‘IT governance’ is the newest addition to the lexicon of IT buzzwords. Vendors are hosting roundtables to discuss it, research and surveys abound, and Financial Director recently hosted a master class at the Softworld show dedicated to governance and the role of IT.
But what exactly is IT governance as opposed to good old corporate governance? The first thing to note is that when most people in business talk about governance, they are actually talking about compliance – meeting the requirements of the Higgs report, Sarbanes-Oxley and the like. Corporate governance is something a little subtler than that – it’s about doing business better.
Norman Green, UK finance director of Oracle, hit the nail on the head at Softworld when he said: “It’s not all about rules and regulations … Corporate governance is actually about understanding your business and how you use information to ensure you have a safe business and drive shareholder value.”
But, as this information is largely driven by IT, businesses must make sure that their software, IT storage and security measures are well managed as to provide reliable numbers for reporting purposes, prevent security breaches, and ensure business continuity and transparency.
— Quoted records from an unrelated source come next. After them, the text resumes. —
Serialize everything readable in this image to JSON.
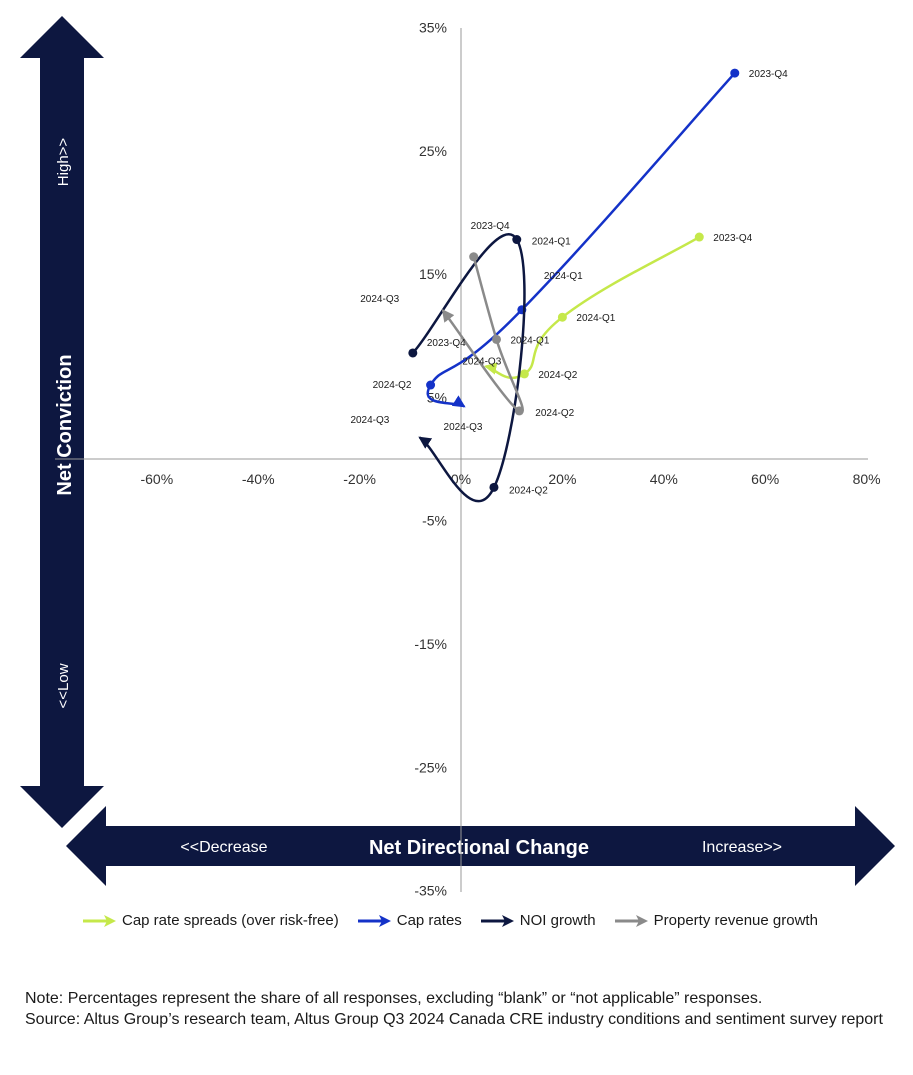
{
  "chart_data": {
    "type": "scatter",
    "connected_lines": true,
    "x_axis": {
      "title": "Net Directional Change",
      "left_label": "<<Decrease",
      "right_label": "Increase>>",
      "range": [
        -80,
        80
      ],
      "tick_values": [
        -60,
        -40,
        -20,
        0,
        20,
        40,
        60,
        80
      ],
      "tick_labels": [
        "-60%",
        "-40%",
        "-20%",
        "0%",
        "20%",
        "40%",
        "60%",
        "80%"
      ]
    },
    "y_axis": {
      "title": "Net Conviction",
      "top_label": "High>>",
      "bottom_label": "<<Low",
      "range": [
        -35,
        35
      ],
      "tick_values": [
        35,
        25,
        15,
        5,
        -5,
        -15,
        -25,
        -35
      ],
      "tick_labels": [
        "35%",
        "25%",
        "15%",
        "5%",
        "-5%",
        "-15%",
        "-25%",
        "-35%"
      ]
    },
    "series": [
      {
        "name": "Cap rate spreads (over risk-free)",
        "color": "#c5e84a",
        "points": [
          {
            "label": "2023-Q4",
            "x": 47,
            "y": 18
          },
          {
            "label": "2024-Q1",
            "x": 20,
            "y": 11.5
          },
          {
            "label": "2024-Q2",
            "x": 12.5,
            "y": 6.9
          },
          {
            "label": "2024-Q3",
            "x": 5,
            "y": 7.5
          }
        ]
      },
      {
        "name": "Cap rates",
        "color": "#1432c8",
        "points": [
          {
            "label": "2023-Q4",
            "x": 54,
            "y": 31.3
          },
          {
            "label": "2024-Q1",
            "x": 12,
            "y": 12.1
          },
          {
            "label": "2024-Q2",
            "x": -6,
            "y": 6
          },
          {
            "label": "2024-Q3",
            "x": 0.5,
            "y": 4.3
          }
        ]
      },
      {
        "name": "NOI growth",
        "color": "#0d1740",
        "points": [
          {
            "label": "2023-Q4",
            "x": -9.5,
            "y": 8.6
          },
          {
            "label": "2024-Q1",
            "x": 11,
            "y": 17.8
          },
          {
            "label": "2024-Q2",
            "x": 6.5,
            "y": -2.3
          },
          {
            "label": "2024-Q3",
            "x": -8,
            "y": 1.7
          }
        ]
      },
      {
        "name": "Property revenue growth",
        "color": "#8a8a8a",
        "points": [
          {
            "label": "2023-Q4",
            "x": 2.5,
            "y": 16.4
          },
          {
            "label": "2024-Q1",
            "x": 7,
            "y": 9.7
          },
          {
            "label": "2024-Q2",
            "x": 11.5,
            "y": 3.9
          },
          {
            "label": "2024-Q3",
            "x": -3.5,
            "y": 12
          }
        ]
      }
    ]
  },
  "notes": {
    "line1": "Note: Percentages represent the share of all responses, excluding “blank” or “not applicable” responses.",
    "line2": "Source: Altus Group’s research team, Altus Group Q3 2024 Canada CRE industry conditions and sentiment survey report"
  }
}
This is where IT governance and the chief information officer come in.
The problem for many CIOs and IT directors is that while the business is screaming at them for better systems, information and complete regulatory compliance, all this has to be done on top of keeping the lights on. In turn, IT guys end up screaming back at the board that they are not being given the resources or tools to be accountable for governance.
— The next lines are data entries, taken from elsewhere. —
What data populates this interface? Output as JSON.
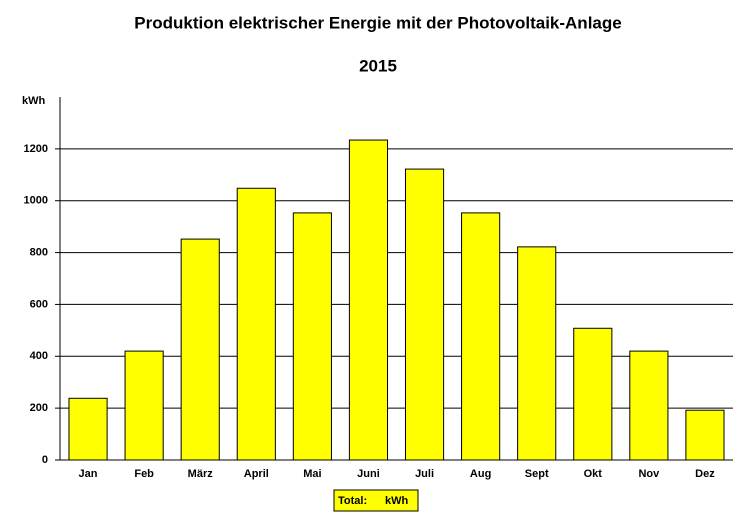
{
  "chart_data": {
    "type": "bar",
    "title": "Produktion elektrischer Energie mit der Photovoltaik-Anlage",
    "subtitle": "2015",
    "y_label": "kWh",
    "categories": [
      "Jan",
      "Feb",
      "März",
      "April",
      "Mai",
      "Juni",
      "Juli",
      "Aug",
      "Sept",
      "Okt",
      "Nov",
      "Dez"
    ],
    "values": [
      238,
      420,
      852,
      1048,
      953,
      1234,
      1122,
      953,
      822,
      508,
      420,
      192
    ],
    "color": "#ffff00",
    "ylim": [
      0,
      1400
    ],
    "yticks": [
      0,
      200,
      400,
      600,
      800,
      1000,
      1200
    ],
    "grid": true,
    "total_label": "Total:",
    "total_unit": "kWh"
  }
}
This was highlighted at a recent roundtable hosted by US technology optimisation company Mercury. “What you really need is a fact-based discussion, where the guys from IT, finance and the business talk the same language – budgets, risks and strategy,” said Chris Lochhead, Mercury’s chief marketing officer. “That means IT can prioritise projects and get away from this image of them being a firefighter by day and arsonist by night.”
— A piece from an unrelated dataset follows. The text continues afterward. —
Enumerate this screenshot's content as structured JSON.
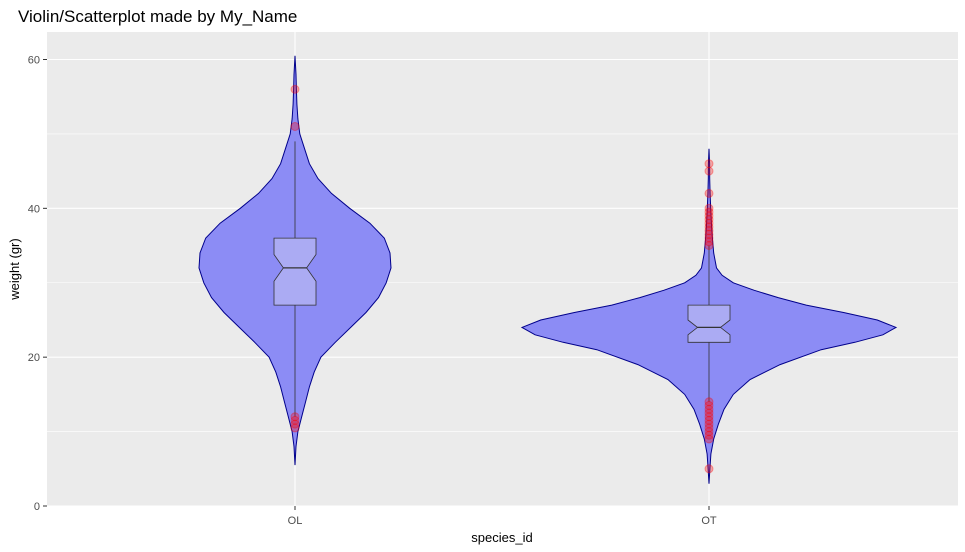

The key to making this work is for IT to be better at communicating its needs internally. Many IT managers who are hard done by would argue that the only way for this to happen is for IT to be directly represented on company boards and not through the finance or operations functions. But it is not a simple transition from the server room to the boardroom – IT directors have to earn their place round the top table.
The development of the IT function is rather like that of the finance function over the past 25 years. Business accounting used to be just about the numbers, but now accounting is a subdivision of the more strategic world of finance. Finance directors and CFOs sit on boards because they talk the language of business and are integral in shaping company strategy. Likewise, technology is no longer just about data processing; it is about driving value. IT directors need to understand this distinction and become versed in the language of business if they want to take their place on company boards.
Financial services company Abbey is a case in point. When it was looking for a new IT director, it didn’t turn to the systems department but to Graeme Yorston, former retail director of the bank. Yorston says that what Abbey needed was a good communicator of IT issues and strategy – not a tech head. “The advantage of not having a background in IT is that I can bridge the gap in communication between IT and the business,” Yorston says. “There are much better communicators in the IT world now, but IT departments have traditionally not been good at communicating and marketing IT throughout the business. This is key to getting more direct IT representation on company boards. You can’t just be an IT person now. You have to contribute at a business level.”
As businesses have become dependent on IT, not just for keeping the lights on but also in shaping company strategy and direction, it makes sense that IT should be driving the governance agenda. But companies should be aware that CIOs are not going to be able to deliver transparent and accountable business processes and systems unless they are encouraged to take part at the highest level of business strategy. And, above all, companies should realise that governance is not solely the responsibility of finance, IT or operations – it is the responsibility of the board.